We turn left into Shaftesbury Avenue and head for Seven Dials in Covent Garden, where's he's meeting his sister for lunch. He's late. So why has the boy who broke his back falling off a roof chosen to surf a shield down battlements as a hero-elf and practise sword swinging on a pirate ship? "I'm not an adrenaline junkie. People have this idea of me that I cruise cities looking for the next building to throw myself off. It's bollocks. I got it all out of my system in New Zealand. Johnny Depp's taught me to respect the stunt men. He said, 'Let them get injured. They're good at it.' And as for the wholesome action hero image I seem to have earned through The Rings... I'm working on that too.

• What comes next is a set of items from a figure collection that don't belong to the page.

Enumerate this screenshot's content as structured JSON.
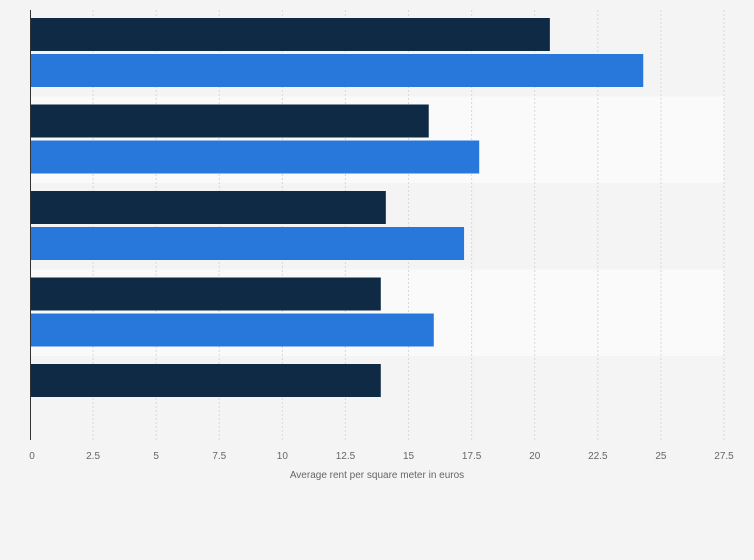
{
  "chart_data": {
    "type": "bar",
    "orientation": "horizontal",
    "categories": [
      "",
      "",
      "",
      "",
      ""
    ],
    "series": [
      {
        "values": [
          20.6,
          15.8,
          14.1,
          13.9,
          13.9
        ]
      },
      {
        "values": [
          24.3,
          17.8,
          17.2,
          16.0,
          null
        ]
      }
    ],
    "xlabel": "Average rent per square meter in euros",
    "xlim": [
      0,
      27.5
    ],
    "xticks": [
      "0",
      "2.5",
      "5",
      "7.5",
      "10",
      "12.5",
      "15",
      "17.5",
      "20",
      "22.5",
      "25",
      "27.5"
    ],
    "grid": "vertical dashed",
    "colors": [
      "#0f2a44",
      "#2878dc"
    ],
    "legend": "none"
  }
}
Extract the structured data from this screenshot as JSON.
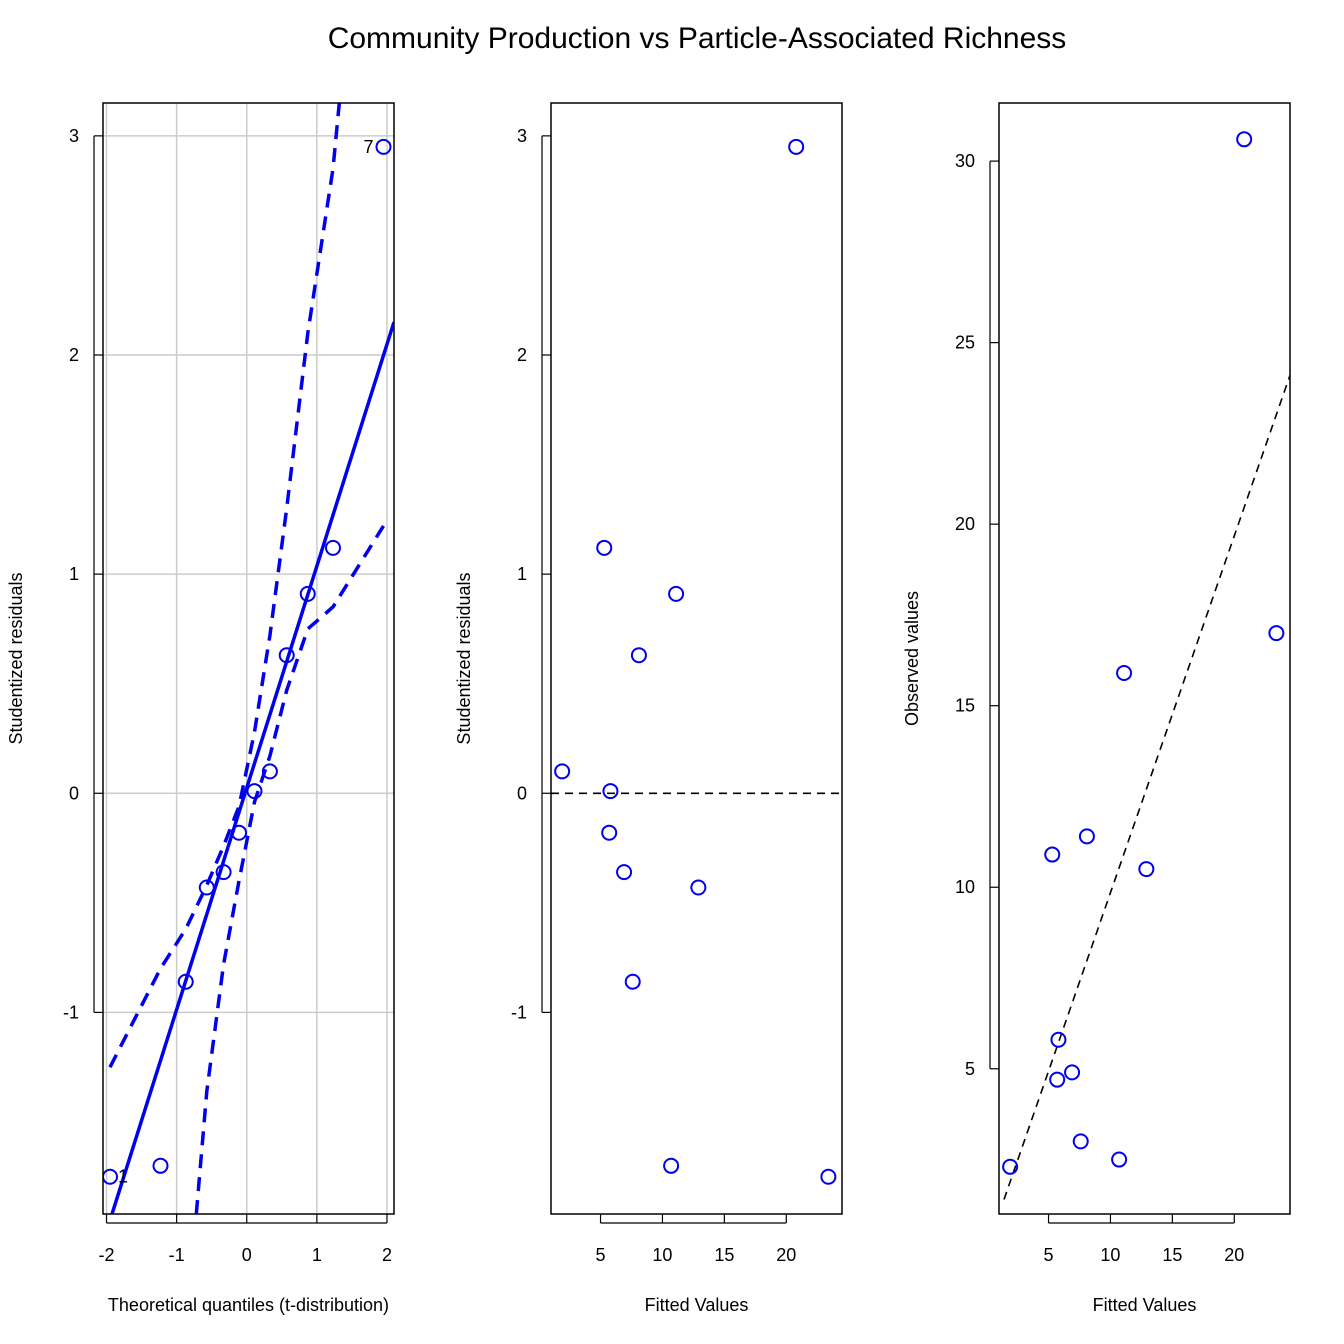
{
  "title": "Community Production vs Particle-Associated Richness",
  "colors": {
    "points": "#0000ee",
    "reference": "#000000",
    "grid": "#cccccc",
    "axes": "#000000"
  },
  "chart_data": [
    {
      "type": "scatter",
      "subtype": "qq-plot",
      "xlabel": "Theoretical quantiles (t-distribution)",
      "ylabel": "Studentized residuals",
      "xlim": [
        -2.05,
        2.1
      ],
      "ylim": [
        -1.92,
        3.15
      ],
      "xticks": [
        -2,
        -1,
        0,
        1,
        2
      ],
      "yticks": [
        -1,
        0,
        1,
        2,
        3
      ],
      "grid": true,
      "points": {
        "x": [
          -1.95,
          -1.23,
          -0.87,
          -0.57,
          -0.33,
          -0.11,
          0.11,
          0.33,
          0.57,
          0.87,
          1.23,
          1.95
        ],
        "y": [
          -1.75,
          -1.7,
          -0.86,
          -0.43,
          -0.36,
          -0.18,
          0.01,
          0.1,
          0.63,
          0.91,
          1.12,
          2.95
        ]
      },
      "point_labels": [
        {
          "text": "1",
          "x": -1.95,
          "y": -1.75
        },
        {
          "text": "7",
          "x": 1.95,
          "y": 2.95
        }
      ],
      "reference_line": {
        "x": [
          -2.05,
          2.1
        ],
        "y": [
          -2.05,
          2.15
        ]
      },
      "envelope_upper": {
        "x": [
          -1.95,
          -1.23,
          -0.87,
          -0.57,
          -0.33,
          -0.11,
          0.11,
          0.33,
          0.57,
          0.87,
          1.23,
          1.32
        ],
        "y": [
          -1.25,
          -0.8,
          -0.62,
          -0.42,
          -0.24,
          -0.06,
          0.28,
          0.72,
          1.3,
          2.1,
          2.85,
          3.15
        ]
      },
      "envelope_lower": {
        "x": [
          -0.72,
          -0.57,
          -0.33,
          -0.11,
          0.11,
          0.33,
          0.57,
          0.87,
          1.23,
          1.95
        ],
        "y": [
          -1.92,
          -1.36,
          -0.78,
          -0.4,
          -0.04,
          0.17,
          0.47,
          0.75,
          0.85,
          1.22
        ]
      }
    },
    {
      "type": "scatter",
      "subtype": "residuals-vs-fitted",
      "xlabel": "Fitted Values",
      "ylabel": "Studentized residuals",
      "xlim": [
        1.0,
        24.5
      ],
      "ylim": [
        -1.92,
        3.15
      ],
      "xticks": [
        5,
        10,
        15,
        20
      ],
      "yticks": [
        -1,
        0,
        1,
        2,
        3
      ],
      "grid": false,
      "points": {
        "x": [
          20.8,
          5.3,
          11.1,
          8.1,
          1.9,
          5.8,
          5.7,
          6.9,
          12.9,
          7.6,
          10.7,
          23.4
        ],
        "y": [
          2.95,
          1.12,
          0.91,
          0.63,
          0.1,
          0.01,
          -0.18,
          -0.36,
          -0.43,
          -0.86,
          -1.7,
          -1.75
        ]
      },
      "reference_line": {
        "x": [
          1.0,
          24.5
        ],
        "y": [
          0,
          0
        ]
      }
    },
    {
      "type": "scatter",
      "subtype": "observed-vs-fitted",
      "xlabel": "Fitted Values",
      "ylabel": "Observed values",
      "xlim": [
        1.0,
        24.5
      ],
      "ylim": [
        1.0,
        31.6
      ],
      "xticks": [
        5,
        10,
        15,
        20
      ],
      "yticks": [
        5,
        10,
        15,
        20,
        25,
        30
      ],
      "grid": false,
      "points": {
        "x": [
          20.8,
          23.4,
          11.1,
          8.1,
          12.9,
          5.3,
          5.8,
          5.7,
          6.9,
          7.6,
          10.7,
          1.9
        ],
        "y": [
          30.6,
          17.0,
          15.9,
          11.4,
          10.5,
          10.9,
          5.8,
          4.7,
          4.9,
          3.0,
          2.5,
          2.3
        ]
      },
      "reference_line": {
        "x": [
          1.4,
          24.5
        ],
        "y": [
          1.4,
          24.1
        ]
      }
    }
  ]
}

"I've had enough of being the cool-clean shaven elf; the cool, wholesome pirate slayer. Do I want to be a pin-up? Do I want to just be a poster boy? No I fucking don't! People turn to me sometimes and ask, 'So you only do costume dramas now, do you?'" I'm like 'fuck off.'" Truth is, Orlando is in place in the arc of his career where he's able to set records straight, re-align the stars. Despite the big budget Troy, he sees his role as Paris as a real turnaround: from hero to anti-hero. Paris steals someone else's woman, starts a 10-year-war: all good baddie stuff. Orlando is relishing being able to depict human weakness, naivety, cowardice. "There's this once scene we're shooting next week in Malta for Troy... I'm really anxious about it. I have to confront Menelaus [Helen of Troy's father played by Brendan Gleeson, last seen in Gangs of New York], scared and beaten. I'm standing in front of the women I love, my father, my brothers, my entire country and I have to run away like a girl. I mean, how am I going to get away with any dignity?'

We reach the flags fluttering outside the plush hotel where he's based, a stone's throw from Covent Garden. His sister is there looking down at her watch, Dover sole on order. "I've kept her waiting. How am I going to pull this one off?" His sister, the citizens of Troy, London, Hollywood... they're all watching, time-keeping, pointing. How is he going to pull this one off? Well, he's a quick learner. Keep walking, OB. Smile. And just keep walking.